Palestinians demand salaries as sanctions, cash crisis bite
RAMALLAH, West Bank
RAMALLAH, West Bank (Reuters) - Hundreds of Palestinian government workers protested outside their prime minister's office on Tuesday saying they had not received a full salary in almost three months amid a deepening financial crisis.
A cash shortfall in the Palestinian Authority worsened after Israel imposed sanctions following the West Bank government's successful bid to gain de-facto recognition of Palestine as a state at the U.N. General Assembly in November.
The demonstration in downtown Ramallah was the latest in a series of sporadically violent protests over cuts and tough austerity measures in the Israel-occupied West Bank.
"How can the world agree to this policy of collective punishment when our only crime was heading to the United Nations," said the head of Government Employees' Union, Bassam Zakarneh, at the protest.
"Our government did not plan for this rainy day, and we think that it has not found any way to deal with this crisis."
Deprived of potentially lucrative land and infrastructure by Israeli restrictions and Jewish settlements, the West Bank's economy depends on foreign aid.
But from a high of $1.8 billion in 2008, foreign aid plummeted to around $600 million last year, according to the Palestinian Monetary Authority.
Despite the shortfalls, hiring has continued to rise in the Palestinian Authority's swollen public sector, and efforts to improve tax and utility bill collections have only increased the public anger.
Anti-austerity protests in September descended into violent clashes with police and calls for the downfall of the government. Israeli officials have said a third Palestinian Intifada (uprising) may be in the offing.
The West Bank was captured by Israel in the 1967 Middle East War. Palestinians hope to make a future state in Gaza, the West Bank and East Jerusalem.
NO "SAFETY NET"
Frustrated Palestinian officials said Arab countries had failed to deliver a $100 million monthly "safety net" promised before the U.N. statehood move and accused Washington of pressing its Gulf allies not to pay.
"The U.S. administration made clear threats before our moves at the U.N. that our success would mean a political and financial siege on Palestine and its people," said Wasel Abu Yousef, a leader in the Palestine Liberation Organization (PLO).

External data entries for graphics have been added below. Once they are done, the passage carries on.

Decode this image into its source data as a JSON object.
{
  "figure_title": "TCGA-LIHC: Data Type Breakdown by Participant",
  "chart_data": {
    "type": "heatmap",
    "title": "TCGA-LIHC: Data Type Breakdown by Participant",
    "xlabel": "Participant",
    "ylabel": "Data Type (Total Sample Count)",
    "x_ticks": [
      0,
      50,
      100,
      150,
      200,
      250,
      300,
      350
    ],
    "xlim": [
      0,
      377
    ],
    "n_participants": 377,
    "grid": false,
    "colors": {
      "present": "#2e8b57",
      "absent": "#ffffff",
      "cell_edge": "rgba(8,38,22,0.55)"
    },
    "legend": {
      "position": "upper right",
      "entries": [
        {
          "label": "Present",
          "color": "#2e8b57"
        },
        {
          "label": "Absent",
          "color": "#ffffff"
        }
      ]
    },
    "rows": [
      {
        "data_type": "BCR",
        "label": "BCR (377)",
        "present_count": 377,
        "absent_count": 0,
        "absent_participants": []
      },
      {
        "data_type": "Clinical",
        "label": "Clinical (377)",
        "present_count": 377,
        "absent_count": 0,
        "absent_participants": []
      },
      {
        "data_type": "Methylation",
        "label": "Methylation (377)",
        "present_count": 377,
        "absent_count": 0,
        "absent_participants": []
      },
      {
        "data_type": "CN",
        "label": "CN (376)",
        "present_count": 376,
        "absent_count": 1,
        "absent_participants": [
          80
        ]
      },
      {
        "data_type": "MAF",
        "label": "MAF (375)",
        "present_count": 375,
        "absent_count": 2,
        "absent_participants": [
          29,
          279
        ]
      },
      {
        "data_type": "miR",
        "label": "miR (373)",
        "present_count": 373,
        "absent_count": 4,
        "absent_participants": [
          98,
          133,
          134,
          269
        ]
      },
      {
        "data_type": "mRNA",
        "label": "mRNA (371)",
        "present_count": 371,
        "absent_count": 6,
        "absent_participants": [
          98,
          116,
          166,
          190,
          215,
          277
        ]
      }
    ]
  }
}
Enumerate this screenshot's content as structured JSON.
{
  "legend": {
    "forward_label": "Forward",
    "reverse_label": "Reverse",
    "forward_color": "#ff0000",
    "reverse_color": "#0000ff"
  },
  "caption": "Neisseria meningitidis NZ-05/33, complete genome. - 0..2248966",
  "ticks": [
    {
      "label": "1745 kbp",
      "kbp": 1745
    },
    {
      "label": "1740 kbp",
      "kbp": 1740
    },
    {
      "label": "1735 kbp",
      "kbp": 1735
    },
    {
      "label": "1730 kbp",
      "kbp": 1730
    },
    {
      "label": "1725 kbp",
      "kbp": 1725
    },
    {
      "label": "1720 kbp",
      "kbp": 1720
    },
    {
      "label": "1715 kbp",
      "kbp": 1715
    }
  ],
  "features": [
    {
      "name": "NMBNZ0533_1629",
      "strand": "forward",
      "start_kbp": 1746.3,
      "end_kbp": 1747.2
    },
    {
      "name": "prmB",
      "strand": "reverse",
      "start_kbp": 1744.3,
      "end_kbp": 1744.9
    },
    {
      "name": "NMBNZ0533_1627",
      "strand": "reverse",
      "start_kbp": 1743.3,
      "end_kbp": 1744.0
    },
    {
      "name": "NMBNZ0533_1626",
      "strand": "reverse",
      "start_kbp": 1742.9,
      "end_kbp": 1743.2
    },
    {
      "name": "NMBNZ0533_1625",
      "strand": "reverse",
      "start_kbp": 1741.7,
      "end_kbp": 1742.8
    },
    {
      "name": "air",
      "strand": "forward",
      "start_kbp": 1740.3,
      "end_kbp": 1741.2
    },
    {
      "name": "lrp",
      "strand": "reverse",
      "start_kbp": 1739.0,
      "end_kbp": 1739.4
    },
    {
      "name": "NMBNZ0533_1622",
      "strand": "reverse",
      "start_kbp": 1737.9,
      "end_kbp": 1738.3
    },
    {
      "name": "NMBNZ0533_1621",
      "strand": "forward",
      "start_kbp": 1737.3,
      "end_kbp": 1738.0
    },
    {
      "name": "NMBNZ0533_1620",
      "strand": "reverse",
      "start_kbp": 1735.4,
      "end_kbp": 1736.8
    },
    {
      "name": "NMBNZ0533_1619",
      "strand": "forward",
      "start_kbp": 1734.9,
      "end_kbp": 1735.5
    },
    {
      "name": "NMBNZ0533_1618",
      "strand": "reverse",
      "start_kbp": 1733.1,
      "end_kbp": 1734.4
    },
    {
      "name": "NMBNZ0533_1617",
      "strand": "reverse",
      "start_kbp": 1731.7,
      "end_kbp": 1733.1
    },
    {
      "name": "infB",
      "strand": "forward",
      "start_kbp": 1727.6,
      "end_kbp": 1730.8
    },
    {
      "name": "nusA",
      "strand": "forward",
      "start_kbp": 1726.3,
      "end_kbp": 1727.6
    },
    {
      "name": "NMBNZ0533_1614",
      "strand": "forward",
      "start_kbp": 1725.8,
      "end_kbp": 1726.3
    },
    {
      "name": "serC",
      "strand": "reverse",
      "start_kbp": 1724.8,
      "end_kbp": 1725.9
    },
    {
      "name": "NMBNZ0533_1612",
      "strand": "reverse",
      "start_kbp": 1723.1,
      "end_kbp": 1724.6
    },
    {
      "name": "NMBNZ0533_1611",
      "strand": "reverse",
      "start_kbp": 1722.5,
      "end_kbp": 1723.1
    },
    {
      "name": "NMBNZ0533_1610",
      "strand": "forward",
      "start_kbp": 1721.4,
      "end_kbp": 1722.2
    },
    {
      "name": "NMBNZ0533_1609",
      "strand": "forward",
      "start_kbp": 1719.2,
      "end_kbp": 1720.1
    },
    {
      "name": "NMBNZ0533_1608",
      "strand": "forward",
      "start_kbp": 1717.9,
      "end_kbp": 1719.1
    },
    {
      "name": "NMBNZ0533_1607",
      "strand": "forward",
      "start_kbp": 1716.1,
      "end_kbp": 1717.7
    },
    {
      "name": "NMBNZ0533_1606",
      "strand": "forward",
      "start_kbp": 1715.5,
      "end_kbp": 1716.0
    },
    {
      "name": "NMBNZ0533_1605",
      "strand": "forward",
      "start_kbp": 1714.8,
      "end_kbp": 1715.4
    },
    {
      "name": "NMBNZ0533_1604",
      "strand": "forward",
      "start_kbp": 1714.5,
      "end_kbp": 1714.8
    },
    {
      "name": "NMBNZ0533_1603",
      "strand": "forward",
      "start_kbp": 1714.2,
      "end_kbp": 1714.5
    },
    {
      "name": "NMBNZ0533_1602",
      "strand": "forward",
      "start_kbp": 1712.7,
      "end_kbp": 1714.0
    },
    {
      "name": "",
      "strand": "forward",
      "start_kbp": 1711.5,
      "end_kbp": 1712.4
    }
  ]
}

"The Americans are pressuring Arab countries, and (the) strategy goes hand-in-hand with the piracy being conducted by the Israeli government on our funds," he told Reuters.
The U.S. consulate in Jerusalem did not immediately respond to a request for comment.
Around $200 million in U.S. budget assistance pledged by Washington in 2012 has been held up by Congress which is opposed to Palestinian moves that it says undermines Israel's security.
Israel controls entry and exit points in the occupied West Bank and has repeatedly withheld customs duties it collects on the Palestinians' behalf, a main source of government revenue, in response to Palestinian political moves it opposes.
Israel said in December it was retaining the dues to cover millions of dollars of unpaid bills with local utility firms.
"(Arab countries) know the depth of the crisis that will engulf us if their policy of not helping a brotherly country persists," Palestinian President Mahmoud Abbas said on a visit to Tunis on Monday.